Sunday, September 30, 2018

Blog Post #5: Making Schools More Diverse

The other day at practicum, I was pushing my students on the swings, and I saw an interesting encounter between a few of them. Three of them, holding hands with one another, were asking my other students if they wanted to play tag with them. The second thought that came in my mind was “This is a real-life example what most schools are trying to promote: diverse and authentic friendships.” This was because these three children consisted of a white girl, a black girl, and a white boy.

My practicum classroom is quite diverse, and why it is this way There are twenty students in the class, and around half of them would consider themselves white, which is low compared to the percentage of white students in the average public school classroom.

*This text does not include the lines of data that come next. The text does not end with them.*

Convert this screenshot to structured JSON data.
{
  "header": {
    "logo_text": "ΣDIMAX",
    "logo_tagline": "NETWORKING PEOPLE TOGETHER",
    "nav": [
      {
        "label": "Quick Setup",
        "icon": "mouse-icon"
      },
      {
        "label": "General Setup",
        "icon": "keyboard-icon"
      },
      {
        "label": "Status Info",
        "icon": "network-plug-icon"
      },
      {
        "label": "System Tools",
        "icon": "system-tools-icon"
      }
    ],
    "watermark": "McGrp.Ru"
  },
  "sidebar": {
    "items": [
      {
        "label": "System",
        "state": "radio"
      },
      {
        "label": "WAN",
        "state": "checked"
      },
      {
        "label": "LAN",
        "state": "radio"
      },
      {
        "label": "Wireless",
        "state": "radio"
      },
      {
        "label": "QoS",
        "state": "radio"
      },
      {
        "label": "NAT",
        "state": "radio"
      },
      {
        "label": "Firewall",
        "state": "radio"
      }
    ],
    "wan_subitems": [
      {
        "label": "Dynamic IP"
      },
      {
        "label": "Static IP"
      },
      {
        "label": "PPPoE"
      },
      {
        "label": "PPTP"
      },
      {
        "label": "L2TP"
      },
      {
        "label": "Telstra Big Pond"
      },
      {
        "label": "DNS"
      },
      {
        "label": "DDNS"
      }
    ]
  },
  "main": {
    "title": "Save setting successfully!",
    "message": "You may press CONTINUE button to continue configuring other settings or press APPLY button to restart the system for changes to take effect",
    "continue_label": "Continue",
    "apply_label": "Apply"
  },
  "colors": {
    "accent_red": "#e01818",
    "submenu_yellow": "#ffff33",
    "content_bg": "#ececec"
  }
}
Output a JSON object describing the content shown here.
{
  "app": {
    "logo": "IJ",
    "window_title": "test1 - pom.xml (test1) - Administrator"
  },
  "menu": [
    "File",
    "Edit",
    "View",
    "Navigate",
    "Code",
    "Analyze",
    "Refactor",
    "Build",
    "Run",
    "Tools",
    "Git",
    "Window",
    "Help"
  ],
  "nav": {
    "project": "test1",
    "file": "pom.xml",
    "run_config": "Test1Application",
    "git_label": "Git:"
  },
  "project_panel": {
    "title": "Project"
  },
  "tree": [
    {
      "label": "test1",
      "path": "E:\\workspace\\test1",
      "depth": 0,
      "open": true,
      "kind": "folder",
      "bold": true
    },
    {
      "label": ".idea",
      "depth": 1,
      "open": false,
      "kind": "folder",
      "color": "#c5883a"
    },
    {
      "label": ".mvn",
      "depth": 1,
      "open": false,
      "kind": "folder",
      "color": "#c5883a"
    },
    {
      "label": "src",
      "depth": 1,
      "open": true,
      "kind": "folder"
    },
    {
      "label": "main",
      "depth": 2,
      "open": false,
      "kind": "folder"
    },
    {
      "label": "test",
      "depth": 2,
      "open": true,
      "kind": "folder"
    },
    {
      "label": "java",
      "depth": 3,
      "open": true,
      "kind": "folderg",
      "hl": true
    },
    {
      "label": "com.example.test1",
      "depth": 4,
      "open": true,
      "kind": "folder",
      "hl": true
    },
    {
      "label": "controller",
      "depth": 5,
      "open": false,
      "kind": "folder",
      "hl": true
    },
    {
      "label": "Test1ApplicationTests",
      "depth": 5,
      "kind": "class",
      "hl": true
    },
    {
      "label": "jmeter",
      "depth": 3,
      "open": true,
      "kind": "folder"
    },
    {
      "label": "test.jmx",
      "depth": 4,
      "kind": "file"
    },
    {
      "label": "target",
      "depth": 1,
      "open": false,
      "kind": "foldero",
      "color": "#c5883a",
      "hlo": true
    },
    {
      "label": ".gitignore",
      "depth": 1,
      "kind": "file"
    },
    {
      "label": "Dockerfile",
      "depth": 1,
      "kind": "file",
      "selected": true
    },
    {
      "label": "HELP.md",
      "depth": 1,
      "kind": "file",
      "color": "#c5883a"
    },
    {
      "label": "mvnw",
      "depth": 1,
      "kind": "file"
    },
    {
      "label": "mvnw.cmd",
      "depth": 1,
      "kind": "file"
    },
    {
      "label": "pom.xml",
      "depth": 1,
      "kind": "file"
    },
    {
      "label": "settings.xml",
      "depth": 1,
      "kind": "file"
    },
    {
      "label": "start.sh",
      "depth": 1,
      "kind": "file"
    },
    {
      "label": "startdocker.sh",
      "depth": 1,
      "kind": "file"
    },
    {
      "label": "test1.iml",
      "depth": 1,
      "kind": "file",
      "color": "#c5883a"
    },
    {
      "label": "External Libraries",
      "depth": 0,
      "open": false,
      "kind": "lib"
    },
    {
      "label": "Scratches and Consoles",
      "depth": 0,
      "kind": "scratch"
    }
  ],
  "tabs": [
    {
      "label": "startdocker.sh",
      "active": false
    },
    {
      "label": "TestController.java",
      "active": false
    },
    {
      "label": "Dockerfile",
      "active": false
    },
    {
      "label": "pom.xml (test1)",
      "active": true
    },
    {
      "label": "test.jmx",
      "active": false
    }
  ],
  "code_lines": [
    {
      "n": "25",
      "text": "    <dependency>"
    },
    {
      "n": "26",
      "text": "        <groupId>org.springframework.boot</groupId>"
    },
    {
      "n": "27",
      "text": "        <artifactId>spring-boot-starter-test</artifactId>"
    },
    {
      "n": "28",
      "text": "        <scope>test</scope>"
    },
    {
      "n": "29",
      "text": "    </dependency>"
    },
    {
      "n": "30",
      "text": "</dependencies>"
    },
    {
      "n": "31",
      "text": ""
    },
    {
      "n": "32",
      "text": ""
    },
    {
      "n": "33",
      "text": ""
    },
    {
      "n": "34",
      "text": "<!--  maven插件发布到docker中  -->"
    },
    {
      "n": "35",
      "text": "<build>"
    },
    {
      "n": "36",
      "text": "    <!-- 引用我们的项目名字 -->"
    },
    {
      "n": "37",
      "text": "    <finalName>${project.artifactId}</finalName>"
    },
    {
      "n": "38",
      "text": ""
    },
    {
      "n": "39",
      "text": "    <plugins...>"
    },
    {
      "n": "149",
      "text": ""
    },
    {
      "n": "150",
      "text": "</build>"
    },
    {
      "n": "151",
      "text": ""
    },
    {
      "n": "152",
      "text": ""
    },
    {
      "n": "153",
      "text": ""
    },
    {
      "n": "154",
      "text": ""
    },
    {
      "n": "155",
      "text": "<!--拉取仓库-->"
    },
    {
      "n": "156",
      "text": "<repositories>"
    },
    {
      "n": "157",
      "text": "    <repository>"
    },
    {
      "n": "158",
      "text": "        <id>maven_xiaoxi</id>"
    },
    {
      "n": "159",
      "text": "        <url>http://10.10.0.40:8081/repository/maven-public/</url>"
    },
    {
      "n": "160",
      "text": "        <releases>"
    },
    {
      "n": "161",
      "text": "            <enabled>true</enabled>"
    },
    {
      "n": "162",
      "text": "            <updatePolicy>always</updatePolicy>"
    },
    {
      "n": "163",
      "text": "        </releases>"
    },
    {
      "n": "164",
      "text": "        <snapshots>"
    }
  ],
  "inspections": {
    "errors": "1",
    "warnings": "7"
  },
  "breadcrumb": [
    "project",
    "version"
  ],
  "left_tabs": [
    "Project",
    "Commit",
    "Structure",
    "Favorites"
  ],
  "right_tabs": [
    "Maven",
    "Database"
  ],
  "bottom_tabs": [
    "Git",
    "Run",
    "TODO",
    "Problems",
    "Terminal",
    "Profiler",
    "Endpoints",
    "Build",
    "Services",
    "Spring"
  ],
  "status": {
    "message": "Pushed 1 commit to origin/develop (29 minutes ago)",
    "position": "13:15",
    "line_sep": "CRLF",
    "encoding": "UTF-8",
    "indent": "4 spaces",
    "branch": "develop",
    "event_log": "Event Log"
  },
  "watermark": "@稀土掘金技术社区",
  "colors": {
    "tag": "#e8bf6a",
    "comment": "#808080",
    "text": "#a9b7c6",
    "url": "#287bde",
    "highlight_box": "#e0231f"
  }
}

The other races represented in my practicum classroom are Black and Hispanic. This leaves out other racial groups in the United States, but can easily be considered “diverse,” because there are many individuals in my classroom who are not white.

Most schools in the United States are trying to communicate, to those of interest, that their school is diverse and embraces a diverse environment. Diversity (in this case racial diversity) is beneficial for classrooms to have, because students are exposed to other students that have a different walk of life from them. Many schools are pushing their environments to be more diverse by hiring teachers of different races and accepting students of different institutions (especially higher education institutions). However, there are schools that are tremendously focused on promoting a diverse environment, they do not always think of additional issues that non-white individuals have to go through in the “diverse” environment.

One of the places that I have seen trying to become more diverse is my high school. I went to a predominantly white high school, and the students who were not white had to act white to succeed socially and academically there. When my high school created advertisements, they would almost always include a non-white students. One of my high school classmates, who was half Asian and half white, would tell me asked to be in the school’s advertisements, so the school would prove to the viewers that they were diverse. She felt taken advantage of, because when she was asked by the school to do something, she did not know if it was because they sincerely wanted her, or that she was not fully white.

Another one of my high school classmates, who was African American, felt that my school did not know how to treat students who were not white. She grew up in predominantly white schools and is currently at a historically black college. Right before high school graduation, she was asked by a different student’s parent if they handled the diversity of the school well. She said that the school claimed to be diverse, but it was not actually diverse. The curriculum looked strongly at the history of those with European descent, and that she did not learn about those who were not white. She felt very out of place, because most of the white students only knew how to interact with white students, and they were quite unfamiliar with students who were not white.  


The ideas of diversity are constantly discussed in my education classes, because it is a new idea for most educators, and research has proven that diversity benefits classrooms. Schools have a very difficult time accommodating students from different classes and races, because there is one system that every student has to go through. Teachers have to know where they students come from so they will know what the child is experiencing at school and when they are at home. Diversity is a large component to these experiences, because what makes a child diverse influences the challenges that the child will experience in school.